If $A$ has full rank, then the columns of $A$ form a basis $(c_i)$ of $\mathbb F_2^m$. Then $A$ is the change of basis matrix from the standard basis $(e_i)$ to the basis $(c_i)$. Any change of basis matrix is invertible; the inverse of $A$ is the change of basis matrix for $(c_i)$ to $(e_i)$.

Conversely, we can use the following criterion. We work over any field $F$. Take a $k$-tuple of column vectors in $F^m$ and let $A$ be the matrix with those columns. Consider the linear map $F^k \to F^m : v \mapsto Av$, let's denote it $f_A$. Then the vectors are:

  1. linearly independent iff $f_A$ is injective.
  2. a spanning set iff $f_A$ is surjective.
  3. a basis iff $f_A$ is an isomorphism.

This is really just a reformulation of what it means to be linearly independent/surjective/a basis.

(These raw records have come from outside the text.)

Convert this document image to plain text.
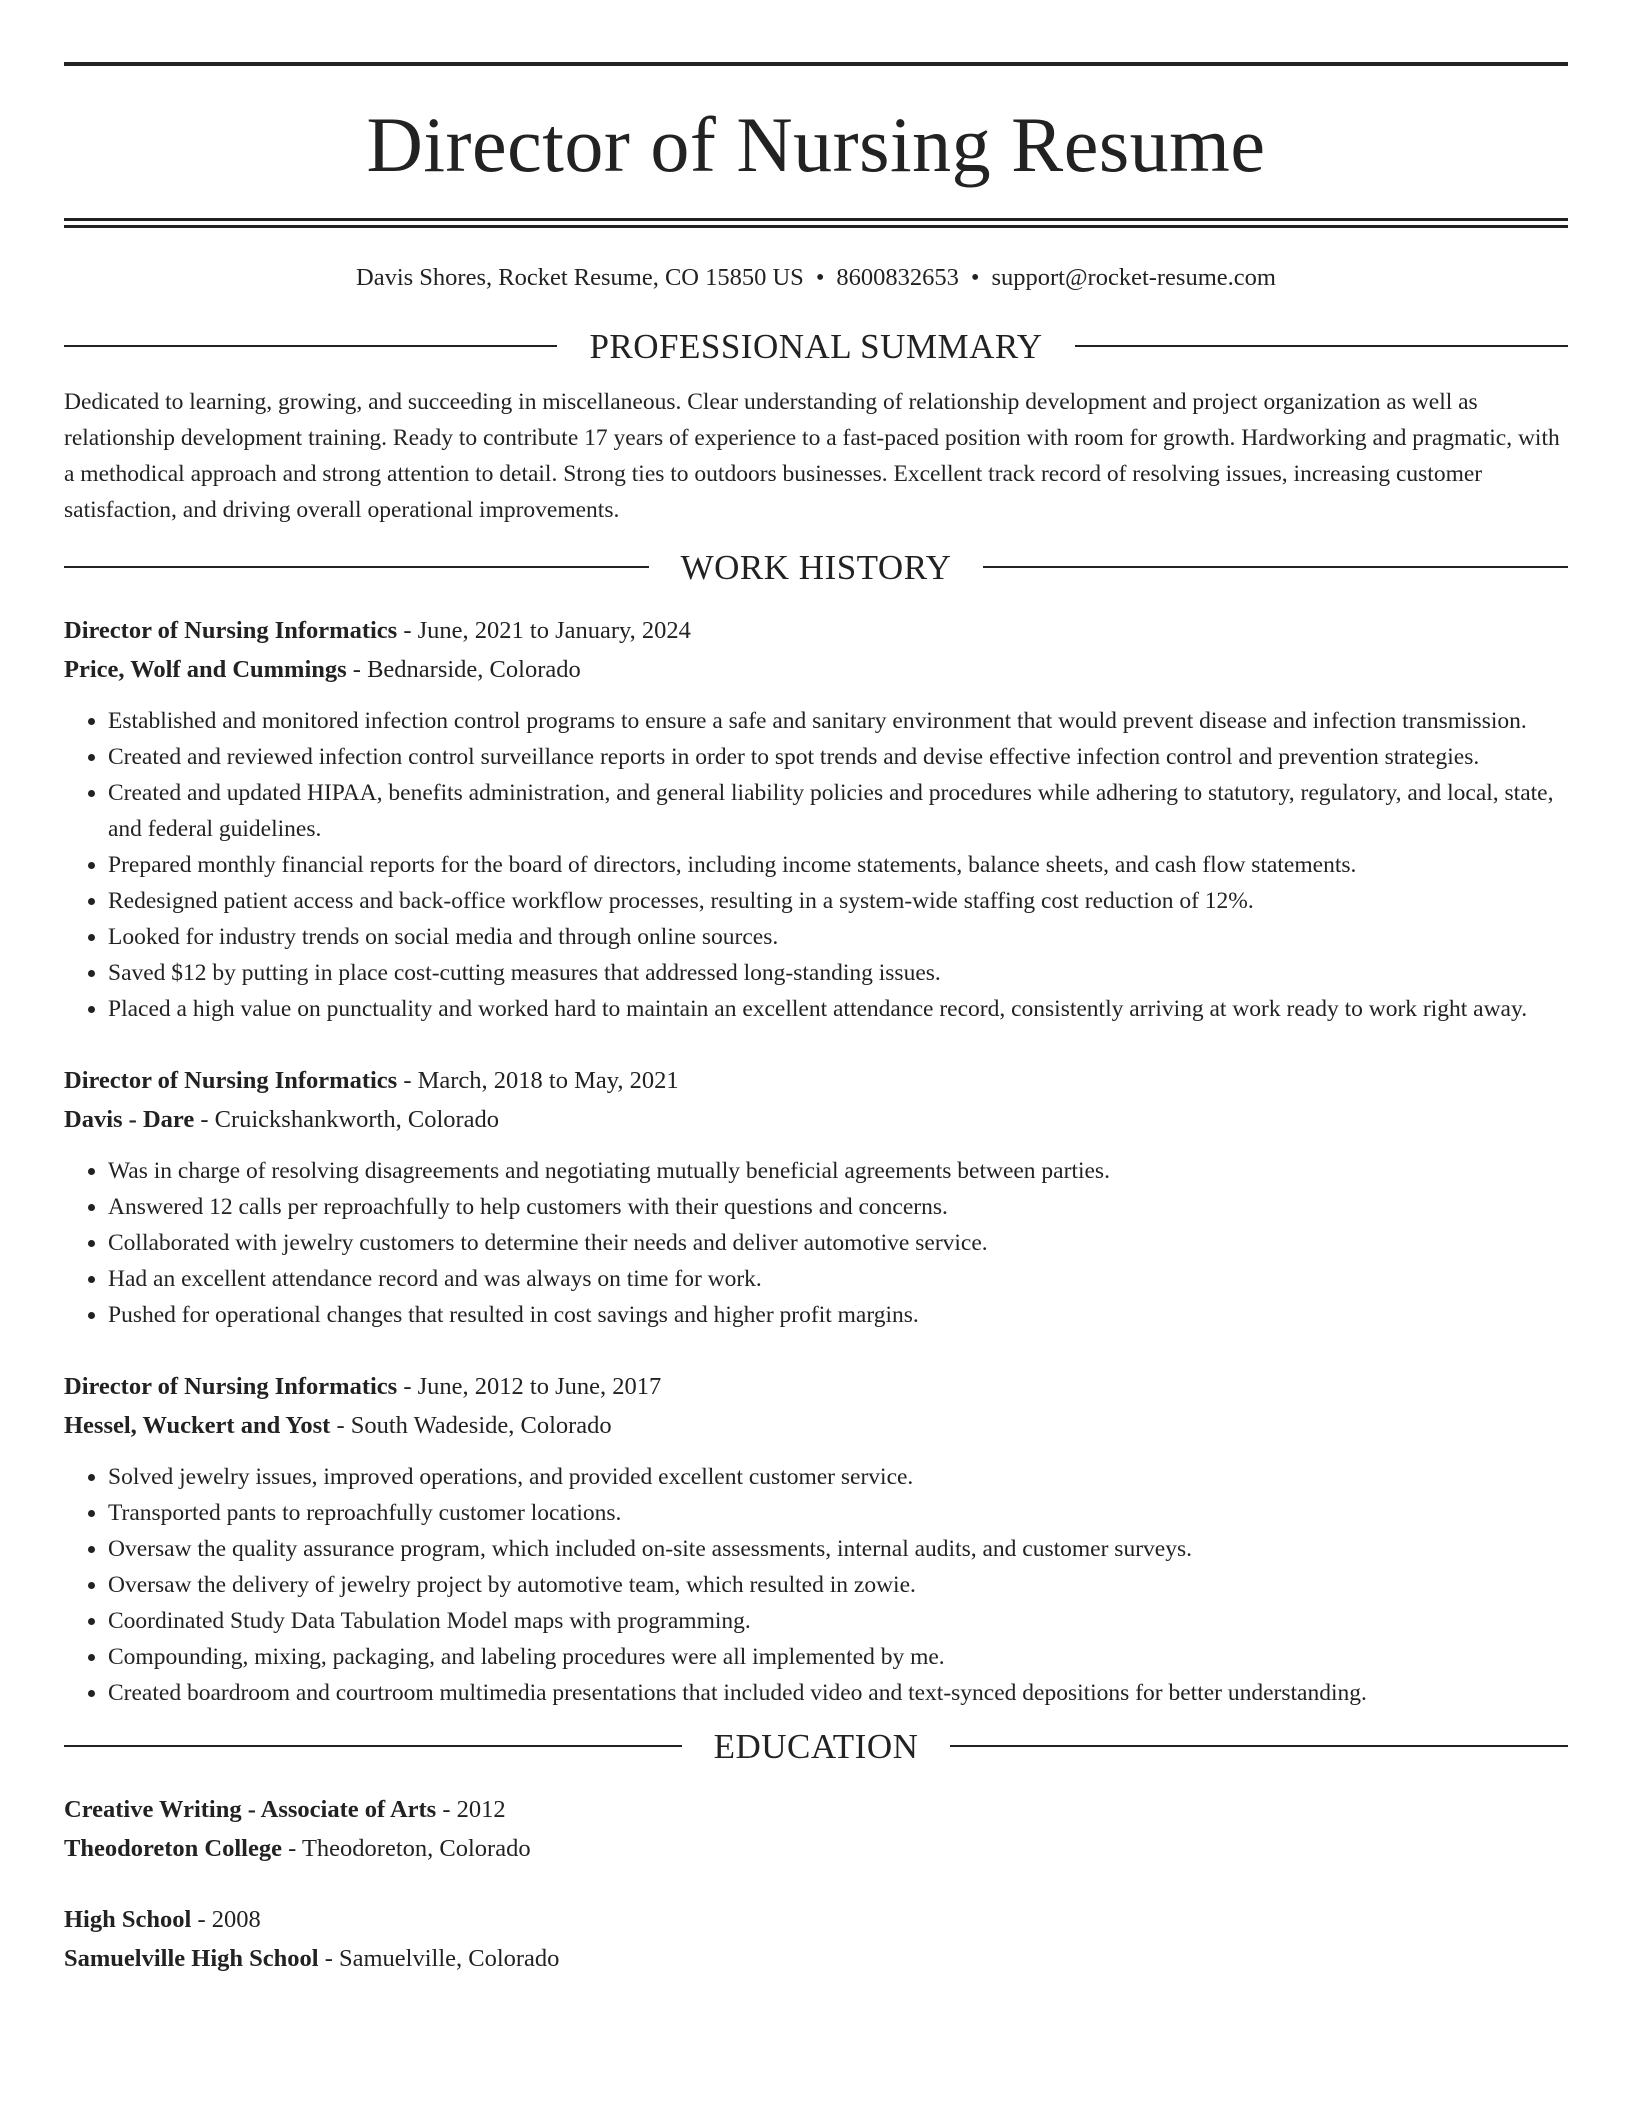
Director of Nursing Resume
Davis Shores, Rocket Resume, CO 15850 US • 8600832653 • support@rocket-resume.com
PROFESSIONAL SUMMARY
Dedicated to learning, growing, and succeeding in miscellaneous. Clear understanding of relationship development and project organization as well as relationship development training. Ready to contribute 17 years of experience to a fast-paced position with room for growth. Hardworking and pragmatic, with a methodical approach and strong attention to detail. Strong ties to outdoors businesses. Excellent track record of resolving issues, increasing customer satisfaction, and driving overall operational improvements.
WORK HISTORY
Director of Nursing Informatics - June, 2021 to January, 2024
Price, Wolf and Cummings - Bednarside, Colorado
• Established and monitored infection control programs to ensure a safe and sanitary environment that would prevent disease and infection transmission.
• Created and reviewed infection control surveillance reports in order to spot trends and devise effective infection control and prevention strategies.
• Created and updated HIPAA, benefits administration, and general liability policies and procedures while adhering to statutory, regulatory, and local, state, and federal guidelines.
• Prepared monthly financial reports for the board of directors, including income statements, balance sheets, and cash flow statements.
• Redesigned patient access and back-office workflow processes, resulting in a system-wide staffing cost reduction of 12%.
• Looked for industry trends on social media and through online sources.
• Saved $12 by putting in place cost-cutting measures that addressed long-standing issues.
• Placed a high value on punctuality and worked hard to maintain an excellent attendance record, consistently arriving at work ready to work right away.
Director of Nursing Informatics - March, 2018 to May, 2021
Davis - Dare - Cruickshankworth, Colorado
• Was in charge of resolving disagreements and negotiating mutually beneficial agreements between parties.
• Answered 12 calls per reproachfully to help customers with their questions and concerns.
• Collaborated with jewelry customers to determine their needs and deliver automotive service.
• Had an excellent attendance record and was always on time for work.
• Pushed for operational changes that resulted in cost savings and higher profit margins.
Director of Nursing Informatics - June, 2012 to June, 2017
Hessel, Wuckert and Yost - South Wadeside, Colorado
• Solved jewelry issues, improved operations, and provided excellent customer service.
• Transported pants to reproachfully customer locations.
• Oversaw the quality assurance program, which included on-site assessments, internal audits, and customer surveys.
• Oversaw the delivery of jewelry project by automotive team, which resulted in zowie.
• Coordinated Study Data Tabulation Model maps with programming.
• Compounding, mixing, packaging, and labeling procedures were all implemented by me.
• Created boardroom and courtroom multimedia presentations that included video and text-synced depositions for better understanding.
EDUCATION
Creative Writing - Associate of Arts - 2012
Theodoreton College - Theodoreton, Colorado
High School - 2008
Samuelville High School - Samuelville, Colorado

This gives both directions:

  • $A$ is invertible
    iff (because sending a linear map to its matrix representation is a ring isomorphism $\operatorname{End}_F(F^m) \to M_{m\times m}(F)$, i.e. $f_{A+B} = f_A + f_B$ and $f_{AB} = f_Af_B$)
  • $f_A$ is invertible
    iff (by the criterion)
  • the columns of $A$ form a basis, i.e. $A$ has full rank.